Il est stupide car il est innapliquable, ne serait-ce que par manque de moyens. Le suivi socio-judiciaire, entre autres, programmé par la loi du 17 juin 1998 (plus de dix ans déjà) n'a jamais pu porter ses fruits car les moyens n'ont jamais suivis (absence de médecins coordinateurs, de psychiatres, etc...) . De même, il est un peu facile et ahurissant de désigner les juges en bons lampistes lorsque l'on sait qu'il existe 350 juges d'appliquation des peines pour gérer sur notre sol 250 000 dossiers
Par ailleurs, et tant que l'on fera fi de l'actuelle abîme du tissus social, tant que l'on occultera, comme hier, l'effondrement de la société traditionnelle, la révolution industrielle, l'expansion urbaine , la paupérisation de nos "Cités", on pourra s'agiter, gesticuler, pratiquer la névrose répressive, on ne règlera rien et "l'homo criminalis" aura de beaux jours devant lui.
Incarcération perpétuelle, castration chimique, bracelet électronique, enfermement clinique, bagnes, la noyée judiciaire ne peut être sauvé que si l'on traite le mal à froid, dans son ensemble, sans excés, sans publicité,, mais avec sagesse et professionalisme.

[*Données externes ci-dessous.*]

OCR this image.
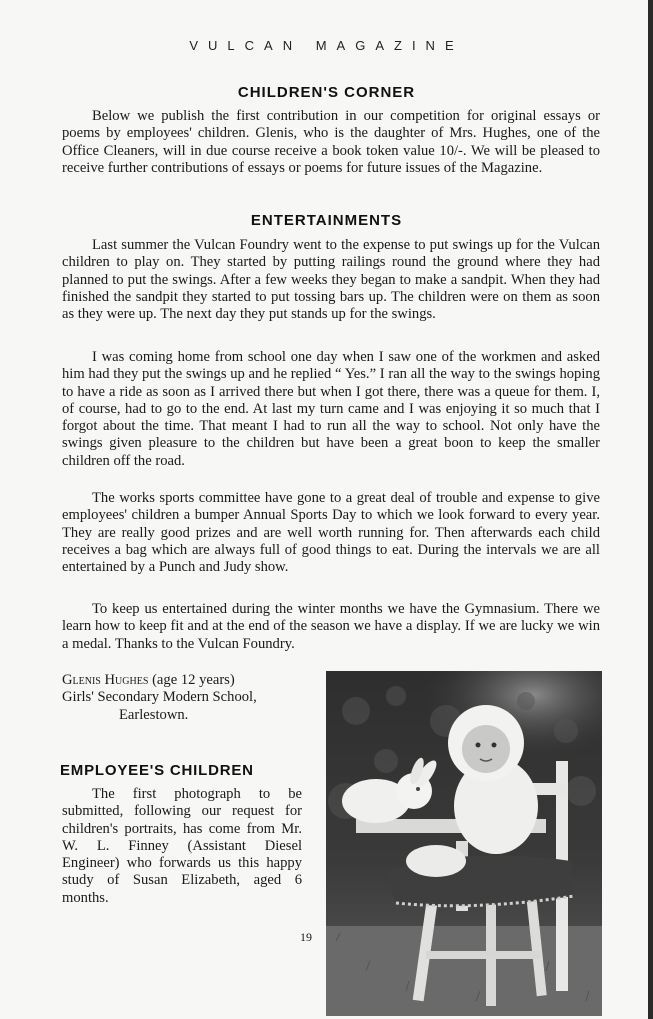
VULCAN MAGAZINE
CHILDREN'S CORNER

Below we publish the first contribution in our competition for original essays or poems by employees' children. Glenis, who is the daughter of Mrs. Hughes, one of the Office Cleaners, will in due course receive a book token value 10/-. We will be pleased to receive further contributions of essays or poems for future issues of the Magazine.

ENTERTAINMENTS

Last summer the Vulcan Foundry went to the expense to put swings up for the Vulcan children to play on. They started by putting railings round the ground where they had planned to put the swings. After a few weeks they began to make a sandpit. When they had finished the sandpit they started to put tossing bars up. The children were on them as soon as they were up. The next day they put stands up for the swings.

I was coming home from school one day when I saw one of the workmen and asked him had they put the swings up and he replied “ Yes.” I ran all the way to the swings hoping to have a ride as soon as I arrived there but when I got there, there was a queue for them. I, of course, had to go to the end. At last my turn came and I was enjoying it so much that I forgot about the time. That meant I had to run all the way to school. Not only have the swings given pleasure to the children but have been a great boon to keep the smaller children off the road.

The works sports committee have gone to a great deal of trouble and expense to give employees' children a bumper Annual Sports Day to which we look forward to every year. They are really good prizes and are well worth running for. Then afterwards each child receives a bag which are always full of good things to eat. During the intervals we are all entertained by a Punch and Judy show.

To keep us entertained during the winter months we have the Gymnasium. There we learn how to keep fit and at the end of the season we have a display. If we are lucky we win a medal. Thanks to the Vulcan Foundry.

Glenis Hughes (age 12 years)
Girls' Secondary Modern School,
Earlestown.
EMPLOYEE'S CHILDREN

The first photograph to be submitted, following our request for children's portraits, has come from Mr. W. L. Finney (Assistant Diesel Engineer) who forwards us this happy study of Susan Elizabeth, aged 6 months.

19
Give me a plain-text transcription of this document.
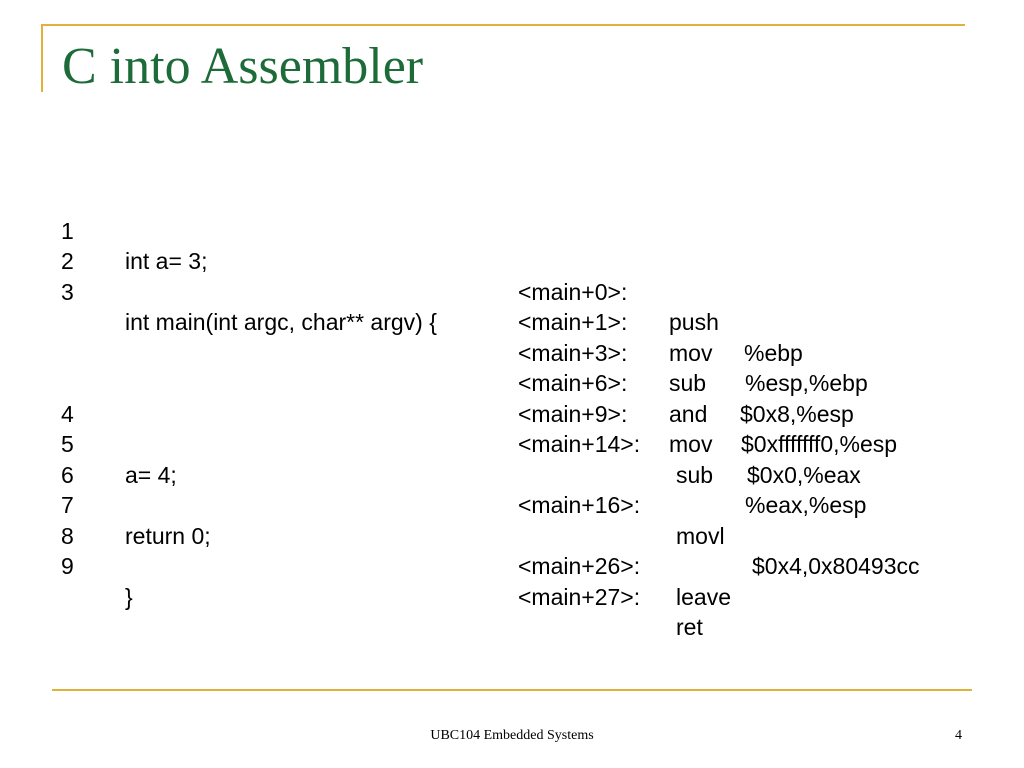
C into Assembler

1

int a= 3;

<main+0>:

push

%ebp

2

<main+1>:

mov

%esp,%ebp

3

int main(int argc, char** argv) {

<main+3>:

sub

$0x8,%esp

<main+6>:

and

$0xfffffff0,%esp

<main+9>:

mov

$0x0,%eax

<main+14>:

sub

%eax,%esp

4

5

a= 4;

<main+16>:

movl

$0x4,0x80493cc

6

7

return 0;

<main+26>:

leave

8

<main+27>:

ret

9

}

UBC104 Embedded Systems	4
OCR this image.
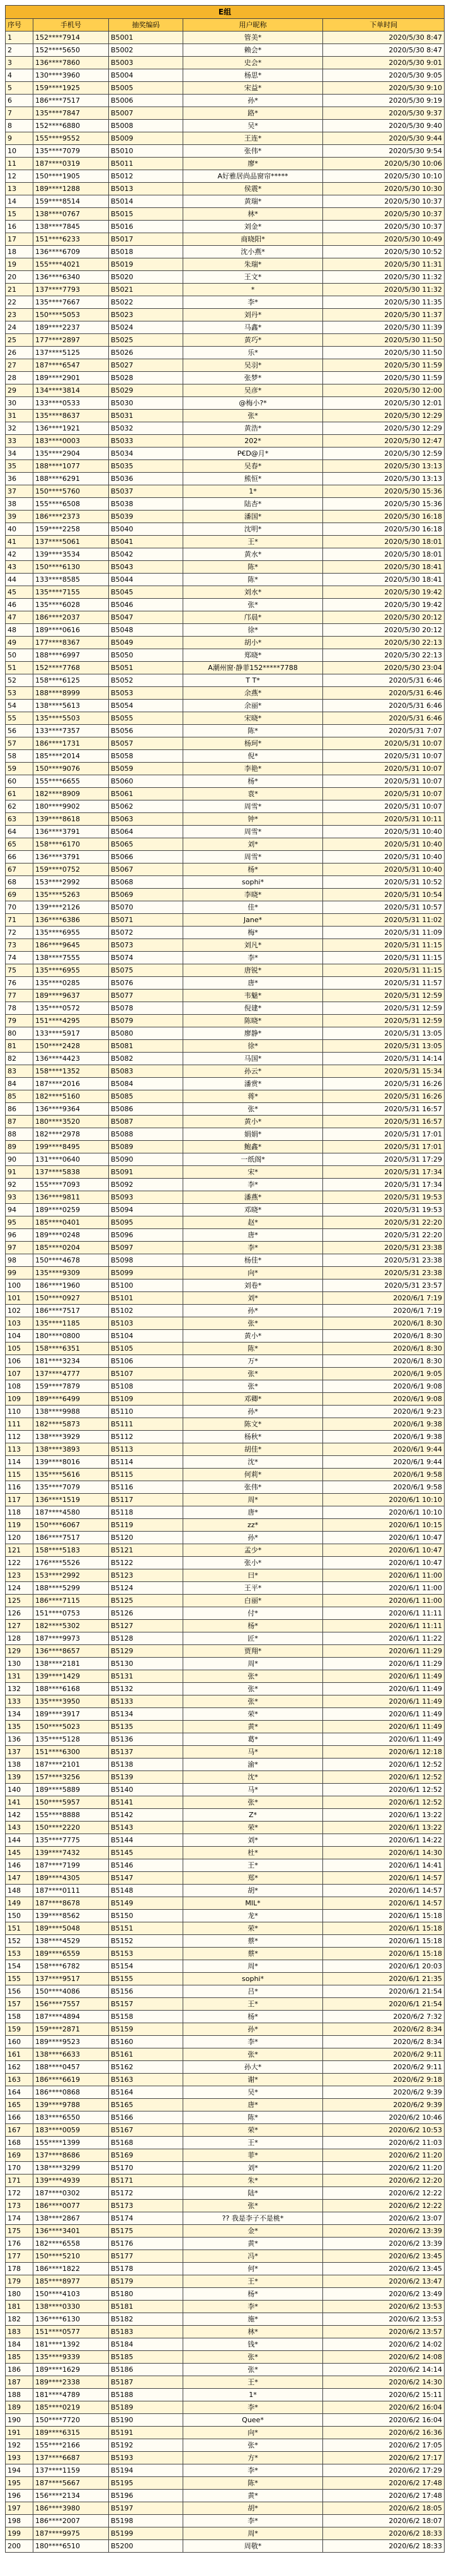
E组				
序号	手机号	抽奖编码	用户昵称	下单时间
1	152****7914	B5001	管美*	2020/5/30 8:47
2	152****5650	B5002	赖会*	2020/5/30 8:47
3	136****7860	B5003	史会*	2020/5/30 9:01
4	130****3960	B5004	杨思*	2020/5/30 9:05
5	159****1925	B5005	宋益*	2020/5/30 9:10
6	186****7517	B5006	孙*	2020/5/30 9:19
7	135****7847	B5007	路*	2020/5/30 9:37
8	152****6880	B5008	吴*	2020/5/30 9:40
9	155****9552	B5009	王连*	2020/5/30 9:44
10	135****7079	B5010	张伟*	2020/5/30 9:54
11	187****0319	B5011	廖*	2020/5/30 10:06
12	150****1905	B5012	A好雅居尚品窗帘*****	2020/5/30 10:10
13	189****1288	B5013	侯震*	2020/5/30 10:30
14	159****8514	B5014	黄瑞*	2020/5/30 10:37
15	138****0767	B5015	林*	2020/5/30 10:37
16	138****7845	B5016	刘金*	2020/5/30 10:37
17	151****6233	B5017	商晓阳*	2020/5/30 10:49
18	136****6709	B5018	沈小燕*	2020/5/30 10:52
19	155****4021	B5019	朱瑞*	2020/5/30 11:31
20	136****6340	B5020	王文*	2020/5/30 11:32
21	137****7793	B5021	*	2020/5/30 11:32
22	135****7667	B5022	李*	2020/5/30 11:35
23	150****5053	B5023	刘丹*	2020/5/30 11:37
24	189****2237	B5024	马鑫*	2020/5/30 11:39
25	177****2897	B5025	黄巧*	2020/5/30 11:50
26	137****5125	B5026	乐*	2020/5/30 11:50
27	187****6547	B5027	吴羽*	2020/5/30 11:59
28	189****2901	B5028	张梦*	2020/5/30 11:59
29	134****3814	B5029	吴彦*	2020/5/30 12:00
30	133****0533	B5030	@梅小?*	2020/5/30 12:01
31	135****8637	B5031	张*	2020/5/30 12:29
32	136****1921	B5032	黄浩*	2020/5/30 12:29
33	183****0003	B5033	202*	2020/5/30 12:47
34	135****2904	B5034	P€D@月*	2020/5/30 12:59
35	188****1077	B5035	吴春*	2020/5/30 13:13
36	188****6291	B5036	熊恒*	2020/5/30 13:13
37	150****5760	B5037	1*	2020/5/30 15:36
38	155****6508	B5038	陆杏*	2020/5/30 15:36
39	186****2373	B5039	潘国*	2020/5/30 16:18
40	159****2258	B5040	沈明*	2020/5/30 16:18
41	137****5061	B5041	王*	2020/5/30 18:01
42	139****3534	B5042	黄水*	2020/5/30 18:01
43	150****6130	B5043	陈*	2020/5/30 18:41
44	133****8585	B5044	陈*	2020/5/30 18:41
45	135****7155	B5045	刘水*	2020/5/30 19:42
46	135****6028	B5046	张*	2020/5/30 19:42
47	186****2037	B5047	邝晨*	2020/5/30 20:12
48	189****0616	B5048	徐*	2020/5/30 20:12
49	177****8367	B5049	胡小*	2020/5/30 22:13
50	188****6997	B5050	郑晓*	2020/5/30 22:13
51	152****7768	B5051	A潮州窗·静菲152*****7788	2020/5/30 23:04
52	158****6125	B5052	T T*	2020/5/31 6:46
53	188****8999	B5053	余燕*	2020/5/31 6:46
54	138****5613	B5054	余丽*	2020/5/31 6:46
55	135****5503	B5055	宋晓*	2020/5/31 6:46
56	133****7357	B5056	陈*	2020/5/31 7:07
57	186****1731	B5057	杨珂*	2020/5/31 10:07
58	185****2014	B5058	倪*	2020/5/31 10:07
59	150****9076	B5059	李艳*	2020/5/31 10:07
60	155****6655	B5060	杨*	2020/5/31 10:07
61	182****8909	B5061	袁*	2020/5/31 10:07
62	180****9902	B5062	周雪*	2020/5/31 10:07
63	139****8618	B5063	钟*	2020/5/31 10:11
64	136****3791	B5064	周雪*	2020/5/31 10:40
65	158****6170	B5065	刘*	2020/5/31 10:40
66	136****3791	B5066	周雪*	2020/5/31 10:40
67	159****0752	B5067	杨*	2020/5/31 10:40
68	153****2992	B5068	sophi*	2020/5/31 10:52
69	135****5263	B5069	李晓*	2020/5/31 10:54
70	139****2126	B5070	佳*	2020/5/31 10:57
71	136****6386	B5071	Jane*	2020/5/31 11:02
72	135****6955	B5072	梅*	2020/5/31 11:09
73	186****9645	B5073	刘凡*	2020/5/31 11:15
74	138****7555	B5074	李*	2020/5/31 11:15
75	135****6955	B5075	唐锐*	2020/5/31 11:15
76	135****0285	B5076	唐*	2020/5/31 11:57
77	189****9637	B5077	韦魅*	2020/5/31 12:59
78	135****0572	B5078	倪建*	2020/5/31 12:59
79	151****4295	B5079	陈晓*	2020/5/31 12:59
80	133****5917	B5080	廖静*	2020/5/31 13:05
81	150****2428	B5081	徐*	2020/5/31 13:05
82	136****4423	B5082	马国*	2020/5/31 14:14
83	158****1352	B5083	孙云*	2020/5/31 15:34
84	187****2016	B5084	潘赏*	2020/5/31 16:26
85	182****5160	B5085	蒋*	2020/5/31 16:26
86	136****9364	B5086	张*	2020/5/31 16:57
87	180****3520	B5087	黄小*	2020/5/31 16:57
88	182****2978	B5088	娟娟*	2020/5/31 17:01
89	199****8495	B5089	鲍鑫*	2020/5/31 17:01
90	131****0640	B5090	一纸阁*	2020/5/31 17:29
91	137****5838	B5091	宋*	2020/5/31 17:34
92	155****7093	B5092	李*	2020/5/31 17:34
93	136****9811	B5093	潘燕*	2020/5/31 19:53
94	189****0259	B5094	邓晓*	2020/5/31 19:53
95	185****0401	B5095	赵*	2020/5/31 22:20
96	189****0248	B5096	唐*	2020/5/31 22:20
97	185****0204	B5097	李*	2020/5/31 23:38
98	150****4678	B5098	杨佳*	2020/5/31 23:38
99	135****9309	B5099	向*	2020/5/31 23:38
100	186****1960	B5100	刘卷*	2020/5/31 23:57
101	150****0927	B5101	刘*	2020/6/1 7:19
102	186****7517	B5102	孙*	2020/6/1 7:19
103	135****1185	B5103	张*	2020/6/1 8:30
104	180****0800	B5104	黄小*	2020/6/1 8:30
105	158****6351	B5105	陈*	2020/6/1 8:30
106	181****3234	B5106	万*	2020/6/1 8:30
107	137****4777	B5107	张*	2020/6/1 9:05
108	159****7879	B5108	张*	2020/6/1 9:08
109	189****6499	B5109	邓卿*	2020/6/1 9:08
110	138****9988	B5110	孙*	2020/6/1 9:23
111	182****5873	B5111	陈文*	2020/6/1 9:38
112	138****3929	B5112	杨秋*	2020/6/1 9:38
113	138****3893	B5113	胡佳*	2020/6/1 9:44
114	139****8016	B5114	沈*	2020/6/1 9:44
115	135****5616	B5115	何莉*	2020/6/1 9:58
116	135****7079	B5116	张伟*	2020/6/1 9:58
117	136****1519	B5117	周*	2020/6/1 10:10
118	187****4580	B5118	唐*	2020/6/1 10:10
119	150****6067	B5119	zz*	2020/6/1 10:15
120	186****7517	B5120	孙*	2020/6/1 10:47
121	158****5183	B5121	孟少*	2020/6/1 10:47
122	176****5526	B5122	张小*	2020/6/1 10:47
123	153****2992	B5123	曰*	2020/6/1 11:00
124	188****5299	B5124	王平*	2020/6/1 11:00
125	186****7115	B5125	白丽*	2020/6/1 11:00
126	151****0753	B5126	付*	2020/6/1 11:11
127	182****5302	B5127	杨*	2020/6/1 11:11
128	187****9973	B5128	匠*	2020/6/1 11:22
129	136****8657	B5129	贾翔*	2020/6/1 11:29
130	138****2181	B5130	周*	2020/6/1 11:29
131	139****1429	B5131	张*	2020/6/1 11:49
132	188****6168	B5132	张*	2020/6/1 11:49
133	135****3950	B5133	张*	2020/6/1 11:49
134	189****3917	B5134	荣*	2020/6/1 11:49
135	150****5023	B5135	黄*	2020/6/1 11:49
136	135****5128	B5136	葛*	2020/6/1 11:49
137	151****6300	B5137	马*	2020/6/1 12:18
138	187****2101	B5138	渝*	2020/6/1 12:52
139	157****3256	B5139	沈*	2020/6/1 12:52
140	189****5889	B5140	马*	2020/6/1 12:52
141	150****5957	B5141	张*	2020/6/1 12:52
142	155****8888	B5142	Z*	2020/6/1 13:22
143	150****2220	B5143	荣*	2020/6/1 13:22
144	135****7775	B5144	刘*	2020/6/1 14:22
145	139****7432	B5145	杜*	2020/6/1 14:30
146	187****7199	B5146	王*	2020/6/1 14:41
147	189****4305	B5147	郑*	2020/6/1 14:57
148	187****0111	B5148	胡*	2020/6/1 14:57
149	187****8678	B5149	MIL*	2020/6/1 14:57
150	139****8562	B5150	龙*	2020/6/1 15:18
151	189****5048	B5151	荣*	2020/6/1 15:18
152	138****4529	B5152	蔡*	2020/6/1 15:18
153	189****6559	B5153	蔡*	2020/6/1 15:18
154	158****6782	B5154	周*	2020/6/1 20:03
155	137****9517	B5155	sophi*	2020/6/1 21:35
156	150****4086	B5156	吕*	2020/6/1 21:54
157	156****7557	B5157	王*	2020/6/1 21:54
158	187****4894	B5158	杨*	2020/6/2 7:32
159	159****2871	B5159	孙*	2020/6/2 8:34
160	189****9523	B5160	李*	2020/6/2 8:34
161	138****6633	B5161	张*	2020/6/2 9:11
162	188****0457	B5162	孙大*	2020/6/2 9:11
163	186****6619	B5163	谢*	2020/6/2 9:18
164	186****0868	B5164	吴*	2020/6/2 9:39
165	139****9788	B5165	唐*	2020/6/2 9:39
166	183****6550	B5166	陈*	2020/6/2 10:46
167	183****0059	B5167	荣*	2020/6/2 10:53
168	155****1399	B5168	王*	2020/6/2 11:03
169	137****8686	B5169	菲*	2020/6/2 11:20
170	138****3299	B5170	刘*	2020/6/2 11:20
171	139****4939	B5171	朱*	2020/6/2 12:20
172	187****0302	B5172	陆*	2020/6/2 12:22
173	186****0077	B5173	张*	2020/6/2 12:22
174	138****2867	B5174	?? 我是李子不是桃*	2020/6/2 13:07
175	136****3401	B5175	金*	2020/6/2 13:39
176	182****6558	B5176	黄*	2020/6/2 13:39
177	150****5210	B5177	冯*	2020/6/2 13:45
178	186****1822	B5178	何*	2020/6/2 13:45
179	185****8977	B5179	王*	2020/6/2 13:47
180	150****4103	B5180	杨*	2020/6/2 13:49
181	138****0330	B5181	李*	2020/6/2 13:53
182	136****6130	B5182	施*	2020/6/2 13:53
183	151****0577	B5183	林*	2020/6/2 13:57
184	181****1392	B5184	钱*	2020/6/2 14:02
185	135****9339	B5185	张*	2020/6/2 14:08
186	189****1629	B5186	张*	2020/6/2 14:14
187	189****2338	B5187	王*	2020/6/2 14:30
188	181****4789	B5188	1*	2020/6/2 15:11
189	185****0219	B5189	李*	2020/6/2 16:04
190	150****7720	B5190	Quee*	2020/6/2 16:04
191	189****6315	B5191	向*	2020/6/2 16:36
192	155****2166	B5192	张*	2020/6/2 17:05
193	137****6687	B5193	方*	2020/6/2 17:17
194	137****1159	B5194	李*	2020/6/2 17:29
195	187****5667	B5195	陈*	2020/6/2 17:48
196	156****2134	B5196	黄*	2020/6/2 17:48
197	186****3980	B5197	胡*	2020/6/2 18:05
198	186****2007	B5198	李*	2020/6/2 18:07
199	187****9975	B5199	周*	2020/6/2 18:33
200	180****6510	B5200	周敬*	2020/6/2 18:33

* les dispositions qui existaient dans le Code Pénal sur la récidive en 1994 ont été depuis complétées par les textes suivants : Loi du 12 décembre 2005 relative au traitement de la récidive, loi du 5 mars 2007 relative à la prévention de la délinquance, loi du 10 Août 2007 renforçant la lutte contre la récidive des majeurs et des mineurs en instaurant notamment des peines planchers, loi du 25 février 2008 relative à la rétention de sûreté, une nouvelle peine privative de liberté, encourrue par certains criminels, réputés dangereux, une fois leur peine accomplie, ....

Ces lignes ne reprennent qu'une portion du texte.